Como uma onda no mar...

Imagine-se na praia, na beira do mar, curtindo a vida enquanto toma sol. Há uma rádio ligada, tocando uma música legal, mas ao fundo você consegue ouvir a cadência regular das ondas do mar. Nada como um momento de tranquilidade para pensar um pouco em Física! Você observa um surfista aguardando uma boa onda, e percebe que ele sobe e desce, mas praticamente não sai do lugar, enquanto as ondas sucessivas vão passando. Você consegue perceber inclusive a velocidade das ondas, mas nota que não é a água que se move, mas sim é a forma da onda que vai se deslocando. E quando essas ondas quebram na praia você nota que elas carregavam uma quantidade de energia razoável, pois, dependendo de seu tamanho são capazes de derrubar uma pessoa. Imediatamente então você já conclui que as ondas carregam energia, mas não transportam matéria.

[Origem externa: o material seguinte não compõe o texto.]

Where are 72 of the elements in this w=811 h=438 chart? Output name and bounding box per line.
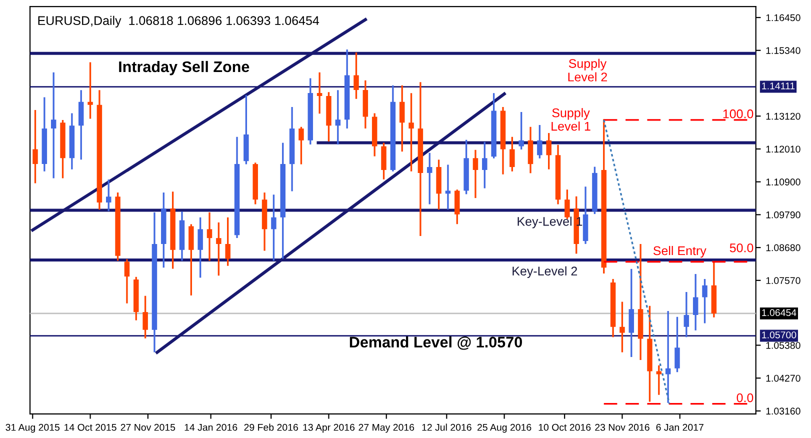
candlestick — [445, 164, 451, 210]
annotation: Supply Level 1 — [552, 108, 590, 131]
annotation: 50.0 — [730, 243, 754, 252]
candlestick — [225, 217, 230, 266]
ref-line-label: 1.06454 — [762, 309, 796, 316]
candlestick — [106, 180, 112, 212]
x-tick-label: 31 Aug 2015 — [6, 424, 60, 433]
candlestick — [399, 85, 405, 152]
candlestick — [482, 142, 488, 188]
candlestick — [684, 292, 690, 338]
candlestick — [316, 72, 322, 114]
x-tick-label: 29 Feb 2016 — [244, 424, 298, 431]
ref-line-label: 1.14111 — [762, 82, 795, 90]
candlestick — [78, 90, 84, 160]
x-tick-label: 23 Nov 2016 — [595, 424, 650, 431]
y-tick-label: 1.07570 — [766, 277, 800, 284]
candlestick — [298, 126, 304, 164]
x-tick-label: 14 Jan 2016 — [184, 424, 238, 431]
y-tick-label: 1.03160 — [766, 408, 800, 415]
candlestick — [528, 126, 534, 174]
x-tick-label: 27 Nov 2015 — [120, 424, 176, 431]
candlestick — [124, 259, 130, 304]
candlestick — [426, 152, 432, 204]
candlestick — [628, 268, 634, 358]
candlestick — [510, 136, 515, 172]
text: EURUSD,Daily 1.06818 1.06896 1.06393 1.06454 — [38, 16, 320, 28]
candlestick — [546, 133, 552, 170]
candlestick — [472, 150, 478, 198]
annotation: Demand Level @ 1.0570 — [350, 336, 522, 350]
candlestick — [408, 93, 414, 172]
candlestick — [32, 110, 38, 184]
y-tick-label: 1.16450 — [766, 14, 800, 22]
candlestick — [188, 224, 194, 296]
candlestick — [702, 278, 708, 324]
candlestick — [692, 274, 698, 330]
candlestick — [537, 125, 542, 158]
candlestick — [142, 296, 148, 338]
annotation: Key-Level 2 — [512, 266, 578, 278]
candlestick — [335, 90, 341, 144]
y-tick-label: 1.04270 — [766, 374, 800, 382]
y-tick-label: 1.08680 — [766, 244, 800, 252]
y-tick-label: 1.12010 — [766, 146, 800, 153]
candlestick — [271, 194, 276, 261]
y-tick-label: 1.09790 — [766, 211, 800, 218]
candlestick — [620, 302, 625, 352]
y-tick-label: 1.05380 — [766, 342, 800, 349]
annotation: 0.0 — [736, 393, 754, 402]
candlestick — [88, 62, 93, 119]
candlestick — [206, 212, 212, 261]
x-tick-label: 12 Jul 2016 — [422, 424, 472, 431]
x-tick-label: 14 Oct 2015 — [64, 424, 116, 431]
annotation: Intraday Sell Zone — [119, 60, 250, 76]
candlestick — [454, 190, 460, 224]
y-tick-label: 1.15340 — [766, 47, 800, 54]
y-tick-label: 1.10900 — [766, 178, 800, 186]
x-tick-label: 6 Jan 2017 — [656, 424, 704, 431]
candlestick — [198, 217, 203, 278]
candlestick — [674, 316, 680, 372]
annotation: Sell Entry — [653, 246, 706, 258]
x-tick-label: 10 Oct 2016 — [538, 424, 591, 431]
x-tick-label: 25 Aug 2016 — [477, 424, 532, 433]
y-tick-label: 1.13120 — [766, 112, 800, 120]
candlestick — [216, 222, 222, 276]
candlestick — [381, 142, 386, 180]
annotation: 100.0 — [723, 109, 754, 118]
ref-line-label: 1.05700 — [762, 331, 796, 338]
x-tick-label: 13 Apr 2016 — [303, 424, 355, 433]
candlestick — [354, 52, 359, 99]
x-tick-label: 27 May 2016 — [358, 424, 414, 433]
candlestick — [518, 112, 524, 150]
annotation: Supply Level 2 — [568, 58, 607, 82]
candlestick — [50, 72, 56, 178]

A observação continua. Só temos as ondas da água nessa cena idílica? Na realidade, não. Estamos cercados de ondas por todos os lados. A própria luz do sol, que chega até nossos olhos e ilumina todas as coisas, além de ser a responsável pelo bronzeamento da pele, é uma onda, chamada onda eletromagnética. A onda de FM que chega até o rádio, a partir da estação transmissora, também é uma onda eletromagnética. O som que sai do alto falante do rádio, das ondas do mar e da boca das pessoas ao seu redor, também são ondas, de outro tipo, chamadas ondas sonoras. E se formos olhar a matéria em nível microscópico também veríamos inúmeros exemplos de ondas.

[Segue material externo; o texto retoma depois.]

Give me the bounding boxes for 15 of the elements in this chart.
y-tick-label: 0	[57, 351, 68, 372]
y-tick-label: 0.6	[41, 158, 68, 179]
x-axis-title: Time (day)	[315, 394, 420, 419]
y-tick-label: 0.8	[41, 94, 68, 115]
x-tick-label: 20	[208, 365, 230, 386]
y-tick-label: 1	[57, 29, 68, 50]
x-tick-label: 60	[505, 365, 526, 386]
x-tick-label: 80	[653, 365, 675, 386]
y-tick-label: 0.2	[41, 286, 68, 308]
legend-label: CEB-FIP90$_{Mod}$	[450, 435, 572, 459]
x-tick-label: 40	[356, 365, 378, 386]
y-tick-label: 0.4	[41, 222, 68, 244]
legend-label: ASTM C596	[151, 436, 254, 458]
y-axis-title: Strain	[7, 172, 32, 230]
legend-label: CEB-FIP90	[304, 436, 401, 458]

Assim, temos diversos tipos de ondas na natureza, que variam significativamente umas das outras. Porém, elas têm características similares, que permitem que a sua descrição matemática seja comum, e por isso mesmo todas têm o mesmo nome: ondas! As ondas são sempre geradas a partir de um movimento repetitivo, de algo que se move para a frente e para trás de modo contínuo. Chamamos esse movimento de “vibração”. Assim, alguma fonte fornece energia na forma de uma vibração, que, dependendo do meio, criará algum tipo de onda. E essa onda, apesar de não transportar massa (ou partículas), com certeza transportará energia. Como isso é possível? Ora, isso é possível pois a matéria desloca-se levemente de sua posição de equilíbrio, e transmite a instabilidade para a matéria vizinha, e assim por diante. Para deixar isso mais claro, vamos imaginar um longo pedaço de corda no chão. Você pega uma das extremidades, e movimenta a sua mão, no sentido lateral, para a esquerda e para a direita, tentando seguir um ritmo constante. Imediatamente você verá a formação de uma onda na corda, que reflete o movimento de vibração da mão, e que vai pouco a pouco se propagando nessa corda. Se você fixar o seu olhar em um ponto específico da corda, verá que ele praticamente não sai do lugar, ou melhor, ele não se movimenta junto com a corda.
Ele apenas oscila para a esquerda e para a direita, apesar da onda como um todo estar se propagando para a frente. Na realidade é a forma da onda, e não a matéria, que viaja longas distâncias. Outro exemplo ilustrativo é voltar para as ondas do mar. Se ficarmos observando um surfista parado, veremos que ele vai para cima e para baixo, enquanto as ondulações vão passando. Entretanto, sabemos que a onda carrega uma energia razoável quando a vemos quebrar na praia...
De uma maneira geral, toda onda transporta energia sem transportar matéria. No caso da corda, a mão que vibra transmite energia à corda, e as ondas resultantes carregam parte dessa energia através da corda. Imagine uma formiga desavisada que justo está andando na outra extremidade da corda. Certamente ela será jogada longe pela energia da onda que se propaga.
Mas, como as ondas são formadas? Como elas viajam? O que faz elas se moverem? Para responder isso, a Ciência se ocupa de entender a natureza das ondas, para aplicar esse conhecimento aos mais diversos fenômenos onde as ondas estão presentes, incluindo não só ondas do mar e ondas em cordas, mas também todas as ondas eletromagnéticas (luz, micro-ondas, TV, rádio, Raios-X), ondas sonoras, ondas sísmicas, entre outras.
Artigo originalmente publicado no Jornal da Unicamp, Edição 302 - 19 a 25 de setembro de 2005.